Coagulopathy related intracerebral hemorrhage on background of uremic encephalopathy

Case contributed by Mohamed Mahmoud Elthokapy
Diagnosis almost certain

Presentation

Known uremic patient on regular dialysis and oral anticoagulants presented to ER with decreased consciousness and acute onset of right hemiplegia No history of trauma. Not diabetic nor hypertensive.

Patient Data

Age: 60 years
Gender: Male

Marked left hemicerebral intra-axial recent hemorrhage involving mainly left frontoparietal white matter regions measures about 9.5 x 7.8 x 6 cm along its maximum AP, TV, and CC dimensions respectively, It presents well defined irregular margin, elicits non-homogeneous hyperdensity (average is 70 HU) with fluid-fluid level (hematocrit effect), mild surrounding hypodense edema exerting mass effect termed by effacement of overlying cortical sulci, compression of left lateral ventricle, significant midline shift (by about 20 mm), sub-falcine herniation and left uncal herniation.

Further intraventricular extension of blood smear along lateral ventricles, third ventricle, and fourth ventricle as well as basal cisterns.

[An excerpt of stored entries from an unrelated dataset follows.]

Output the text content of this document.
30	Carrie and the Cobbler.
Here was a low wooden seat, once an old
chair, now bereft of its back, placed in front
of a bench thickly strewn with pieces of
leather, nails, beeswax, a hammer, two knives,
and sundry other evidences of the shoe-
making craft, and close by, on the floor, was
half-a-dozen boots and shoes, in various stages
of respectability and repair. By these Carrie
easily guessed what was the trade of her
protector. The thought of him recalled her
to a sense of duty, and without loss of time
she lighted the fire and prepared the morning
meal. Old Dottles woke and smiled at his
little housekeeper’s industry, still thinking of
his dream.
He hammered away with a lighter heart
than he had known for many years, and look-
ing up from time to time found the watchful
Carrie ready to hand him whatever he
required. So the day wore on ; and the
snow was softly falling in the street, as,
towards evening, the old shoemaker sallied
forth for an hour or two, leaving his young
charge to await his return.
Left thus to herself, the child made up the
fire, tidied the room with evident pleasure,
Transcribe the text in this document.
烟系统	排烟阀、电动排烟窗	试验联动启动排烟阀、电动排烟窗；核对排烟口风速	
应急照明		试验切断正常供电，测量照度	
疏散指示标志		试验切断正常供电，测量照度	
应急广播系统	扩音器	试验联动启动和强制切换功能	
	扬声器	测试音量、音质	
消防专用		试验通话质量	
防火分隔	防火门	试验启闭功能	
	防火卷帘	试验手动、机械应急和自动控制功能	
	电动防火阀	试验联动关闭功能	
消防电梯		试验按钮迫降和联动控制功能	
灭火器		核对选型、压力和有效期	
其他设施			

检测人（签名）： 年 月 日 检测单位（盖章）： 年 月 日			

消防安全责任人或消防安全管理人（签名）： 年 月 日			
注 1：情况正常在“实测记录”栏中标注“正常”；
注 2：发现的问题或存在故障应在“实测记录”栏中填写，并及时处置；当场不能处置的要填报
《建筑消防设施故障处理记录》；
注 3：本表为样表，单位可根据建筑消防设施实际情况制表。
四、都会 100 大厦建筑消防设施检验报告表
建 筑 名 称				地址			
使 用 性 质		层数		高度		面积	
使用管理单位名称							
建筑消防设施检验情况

Kinked foramen of Monro with slightly prominent right lateral ventricle mainly occipital and to less extent temporal horns.

Diffuse cerebral edema with exaggerated white matter hypodensities.

Bilateral basal ganglionic swelling and signal alteration mainly involving the lentiform nuclei with probable minor involvement of other gangliocapsular structures, elicit low signal in T1 and high signal in T2 with marginal thin linear hyperintensity in T2 and FLAIR. Diffusion restriction is seen in the DWI and ADC more evident at the globus pallidum. In the clinical context of chronic renal failure, the possibility of metabolic pathology especially uremic encephalopathy would be more reliable to be on the top of this long DD list. 

Left parietal white matter focal signal alteration elicits low signal in T1 and high signal in T2 and FLAIR with diffusion restriction consistent with a recent lacunar infarct.

Right lentiform nucleus small focal blooming in T2 GRE measures about 5mm suggestive of a microhemorrhage.

Bilateral cerebral hemispheric periventricular deep white matter pencil-thin lining as well as punctate foci of T2 and FLAIR hyperintensities with no surrounding edema or associated mass effect denoting chronic microangiopathy (Fazekas grade I).

Left hemi-pontine and thalamic foci of similar signal alteration with no diffusion restriction likely related to the chronic small vessel disease. 

Mild age-related cerebral involutional changes with mild ventricular and sulcal dilatation.

Case Discussion

The clinical scenario is a known uremic patient presented one week before with delirium, unsteadiness, and confusion. He was referred for an MRI brain study that revealed changes related to metabolic encephalopathy uremic encephalopathy, which was the result of the accumulation of urea, uric acid, and other metabolites in the blood that have affected the brain. During the investigation, it was found that the patient missed his dialysis session twice. The patient was managed at an outpatient clinic with medical treatment managing metabolic acidosis and anti-ischemic tablets.

One week later, the patient was brought to ER with lost consciousness (GCS 3) and acute hemiplegia, which prompted a CT study that revealed large intraparenchymal and intraventricular hemorrhage, later admitted to ICU for management and care.

Blood-blood levels in acute intracerebral hemorrhage are moderately sensitive to the presence of coagulopathy and highly specific for this condition. Thus, coagulopathy can prevent the formation or lysis of a blood clot, resulting in this appearance.